Um dedo de prosa

Germana Telles

O circo 13:08

Tarde calma, com os segundos atravessados em meio aos ponteiros mais poderosos do relógio. Maresia embalando o vento, encrespando os cabelos dos coqueiros, assanhando a areia. Paralelepípedos sobrevivendo ao fogo da terra. E tudo bendizendo a rotina do vilarejo. 

Em meio às cores simples do cenário, de repente o alto-falante anunciava a chegada da festa.  

Largávamos as tranças das redes, que surgiam das mãos de "Seu" Marinho _ velho pescador, exímio conhecedor dos segredos do mundo. Em dias assim, éramos seus ajudantes, aprendizes de redeiros, entre as muitas descobertas das férias. Mas nada seria mais interessante que aquele anúncio, às quatro da tarde. "Hoje tem espetáculo? Tem, sim senhor!".  

Molecada solta, com chinelos gastos nos pés, arrastando carrinhos de latões, puxados com barbantes. Meninos e meninas de todos os tipos e tamanhos. Loiros, mulatos, cafuzos. Pequeninos, graúdos, barrigudos, bem cuidados. Em São José da Coroa Grande as diferenças eram esquecidas. E, afinal, éramos crianças. Criança vê melhor o que importa nessa vida. Amizade independia de cor, credo, cara limpa, suja ou sapatos engraxados. Valiam mesmo a camaradagem, as criações mirabolantes, a partilha de tudo _ dos piões de madeira à bicicleta ganha no Natal.  

O grupo se avolumava a cada esquina. Eu e meus irmãos nos jogávamos no meio da farra. Quem engrossasse o canto do palhaço ganhava balas e balões coloridos. Pois bem, enchíamos a rua de gritos desafinados e os bolsos de guloseimas. Carnaval desfilando no peito.  

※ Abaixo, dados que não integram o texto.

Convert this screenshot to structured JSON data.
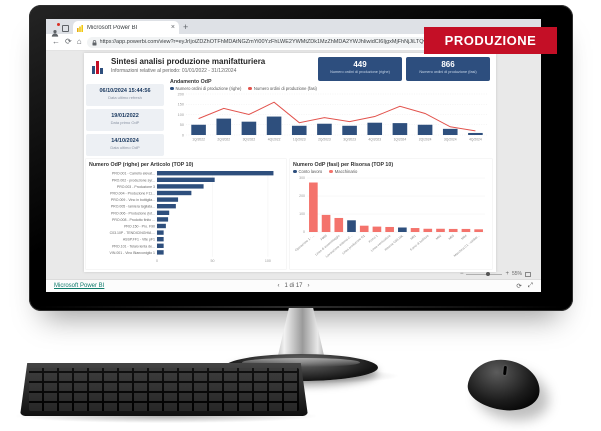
{
  "overlay": {
    "badge": "PRODUZIONE"
  },
  "browser": {
    "tab_title": "Microsoft Power BI",
    "url": "https://app.powerbi.com/view?r=eyJrIjoiZDZhOTFhMDAtNGZmYi00YzFhLWE2YWMtZDk1MzZhMDA2YWJhIiwidCI6IjgxMjFhNjJiLTQwNGEtNDBkZS1hZTZlLTZlMjU1ZDVlZjliNyJ9"
  },
  "icons": {
    "close": "×",
    "add": "+",
    "back": "←",
    "reload": "⟳",
    "home": "⌂",
    "prev": "‹",
    "next": "›",
    "minus": "−",
    "plus": "+",
    "refresh": "⟳",
    "fullscreen": "⤢"
  },
  "viewer": {
    "status_link": "Microsoft Power BI",
    "page_indicator": "1 di 17",
    "zoom_level": "55%"
  },
  "report": {
    "title": "Sintesi analisi produzione manifatturiera",
    "subtitle": "Informazioni relative al periodo: 01/01/2022 - 31/12/2024",
    "kpis": [
      {
        "value": "449",
        "label": "Numero ordini di produzione (righe)"
      },
      {
        "value": "866",
        "label": "Numero ordini di produzione (fasi)"
      }
    ],
    "date_cards": [
      {
        "value": "06/10/2024 15:44:56",
        "label": "Data ultimo refresh"
      },
      {
        "value": "19/01/2022",
        "label": "Data primo OdP"
      },
      {
        "value": "14/10/2024",
        "label": "Data ultimo OdP"
      }
    ],
    "accent_colors": {
      "navy": "#2e4f7d",
      "line_red": "#e2524c",
      "salmon": "#f4736c",
      "banner_red": "#c40f26"
    }
  },
  "chart_data": [
    {
      "type": "bar",
      "title": "Andamento OdP",
      "categories": [
        "1Q/2022",
        "2Q/2022",
        "3Q/2022",
        "4Q/2022",
        "1Q/2023",
        "2Q/2023",
        "3Q/2023",
        "4Q/2023",
        "1Q/2024",
        "2Q/2024",
        "3Q/2024",
        "4Q/2024"
      ],
      "series": [
        {
          "name": "Numero ordini di produzione (righe)",
          "type": "bar",
          "color": "#2e4f7d",
          "values": [
            50,
            80,
            65,
            90,
            45,
            55,
            45,
            60,
            58,
            50,
            30,
            10
          ]
        },
        {
          "name": "Numero ordini di produzione (fasi)",
          "type": "line",
          "color": "#e2524c",
          "values": [
            80,
            130,
            100,
            160,
            60,
            85,
            65,
            90,
            140,
            105,
            40,
            20
          ]
        }
      ],
      "ylim": [
        0,
        200
      ],
      "yticks": [
        0,
        50,
        100,
        150,
        200
      ],
      "grid": true,
      "legend_position": "top"
    },
    {
      "type": "bar",
      "orientation": "horizontal",
      "title": "Numero OdP (righe) per Articolo (TOP 10)",
      "categories": [
        "PRO.001 - Carrello elevat...",
        "PRO.002 - produzione syr...",
        "PRO.003 - Produzione 3",
        "PRO.004 - Produzione F11...",
        "PRO.009 - Vino in bottiglia...",
        "PRO.005 - lamiera tagliata...",
        "PRO.006 - Produzione (lot...",
        "PRO.008 - Prodotto finito ...",
        "PRO.150 - Pro. F90",
        "C03.10P - TENDICINGHIA ...",
        "ASSP.FF1 - Vite pF1",
        "PRO.101 - Telaio lenta de...",
        "VIN.001 - Vino Bianconiglio 1"
      ],
      "values": [
        105,
        52,
        42,
        31,
        19,
        17,
        11,
        10,
        8,
        6,
        6,
        6,
        6
      ],
      "color": "#2e4f7d",
      "xlim": [
        0,
        110
      ],
      "xticks": [
        0,
        50,
        100
      ],
      "grid": true
    },
    {
      "type": "bar",
      "title": "Numero OdP (fasi) per Risorsa (TOP 10)",
      "legend": [
        "Conto lavoro",
        "Macchinario"
      ],
      "colors": {
        "Conto lavoro": "#2e4f7d",
        "Macchinario": "#f4736c"
      },
      "categories": [
        "Operazione 1 - ...",
        "F009",
        "Linea di assemblaggio",
        "Lavorazione esterna C...",
        "Linea produzione G1",
        "Forno 1",
        "Linea verniciatura",
        "Risorsa C03.10L",
        "M01",
        "Forno di bollitura",
        "M02",
        "M03",
        "M04",
        "Macchina C1 - saldatr..."
      ],
      "values": [
        275,
        95,
        78,
        65,
        35,
        30,
        28,
        25,
        22,
        18,
        18,
        17,
        17,
        15
      ],
      "bar_series": [
        "Macchinario",
        "Macchinario",
        "Macchinario",
        "Conto lavoro",
        "Macchinario",
        "Macchinario",
        "Macchinario",
        "Conto lavoro",
        "Macchinario",
        "Macchinario",
        "Macchinario",
        "Macchinario",
        "Macchinario",
        "Macchinario"
      ],
      "ylim": [
        0,
        300
      ],
      "yticks": [
        0,
        100,
        200,
        300
      ],
      "grid": true,
      "legend_position": "top"
    }
  ]
}
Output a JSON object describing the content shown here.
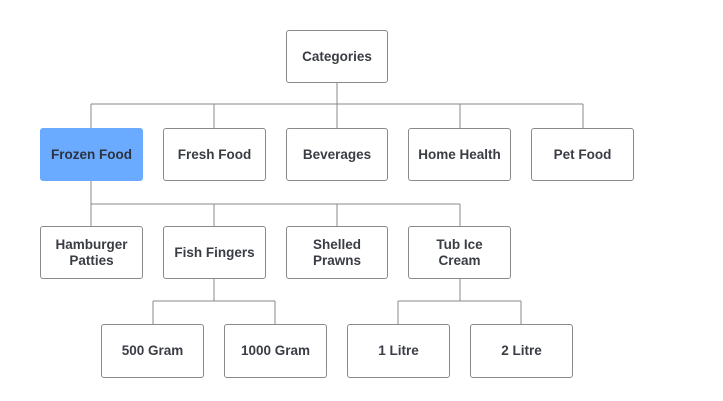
{
  "root": {
    "id": "categories",
    "label": "Categories"
  },
  "categories": [
    {
      "id": "frozen-food",
      "label": "Frozen Food",
      "selected": true
    },
    {
      "id": "fresh-food",
      "label": "Fresh Food"
    },
    {
      "id": "beverages",
      "label": "Beverages"
    },
    {
      "id": "home-health",
      "label": "Home Health"
    },
    {
      "id": "pet-food",
      "label": "Pet Food"
    }
  ],
  "frozen_food_items": [
    {
      "id": "hamburger-patties",
      "label": "Hamburger\nPatties"
    },
    {
      "id": "fish-fingers",
      "label": "Fish Fingers"
    },
    {
      "id": "shelled-prawns",
      "label": "Shelled\nPrawns"
    },
    {
      "id": "tub-ice-cream",
      "label": "Tub Ice\nCream"
    }
  ],
  "fish_fingers_sizes": [
    {
      "id": "500-gram",
      "label": "500 Gram"
    },
    {
      "id": "1000-gram",
      "label": "1000 Gram"
    }
  ],
  "tub_ice_cream_sizes": [
    {
      "id": "1-litre",
      "label": "1 Litre"
    },
    {
      "id": "2-litre",
      "label": "2 Litre"
    }
  ],
  "colors": {
    "selected": "#6aabff",
    "border": "#8a8a8a",
    "line": "#8a8a8a",
    "text": "#3a3d44"
  }
}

Atrás do bloco, carros cambaleando, carregados de bailarinas com roupas desbotadas, maquiagem pobre, purpurina fingindo ser ouro em saias de tule amarelado. Cachorros, macacos, leões cansados. Música desencontrada. Tubas, cornetas, tambores... e nós. Finda a exibição no passeio público, voltávamos correndo para casa. Era preciso garantir o ingresso.  
Roupa nova, passada sobre a cama, imaginação prestes a escapar, sem destino e sem volta. 

À entrada do espetáculo, pipoca, maçãs carameladas, algodão-doce. Entre os mil furos da lona amarela e azul surgiam estrelas, geradas pelos refletores. Dentro, armações de ferro e madeira separando o palco do público.  

Não lembro de algo me extasiar mais do que aquelas noites no circo. Todos os portais da fantasia se abriam à nossa frente. Mergulhávamos sem medo, esquecidos que o mundo lá fora nos esperava, com pressa e cheio de planos para nos fazer adultos.  

O encanto foi tão forte que permanece comigo, na caixinha das melhores lembranças. Trago a festa bem guardada, onde o tempo não pode tocar. Sempre que preciso, lanço mão da velha cantoria, me cubro de cores, me jogo no mundo e transformo a vida em espetáculo.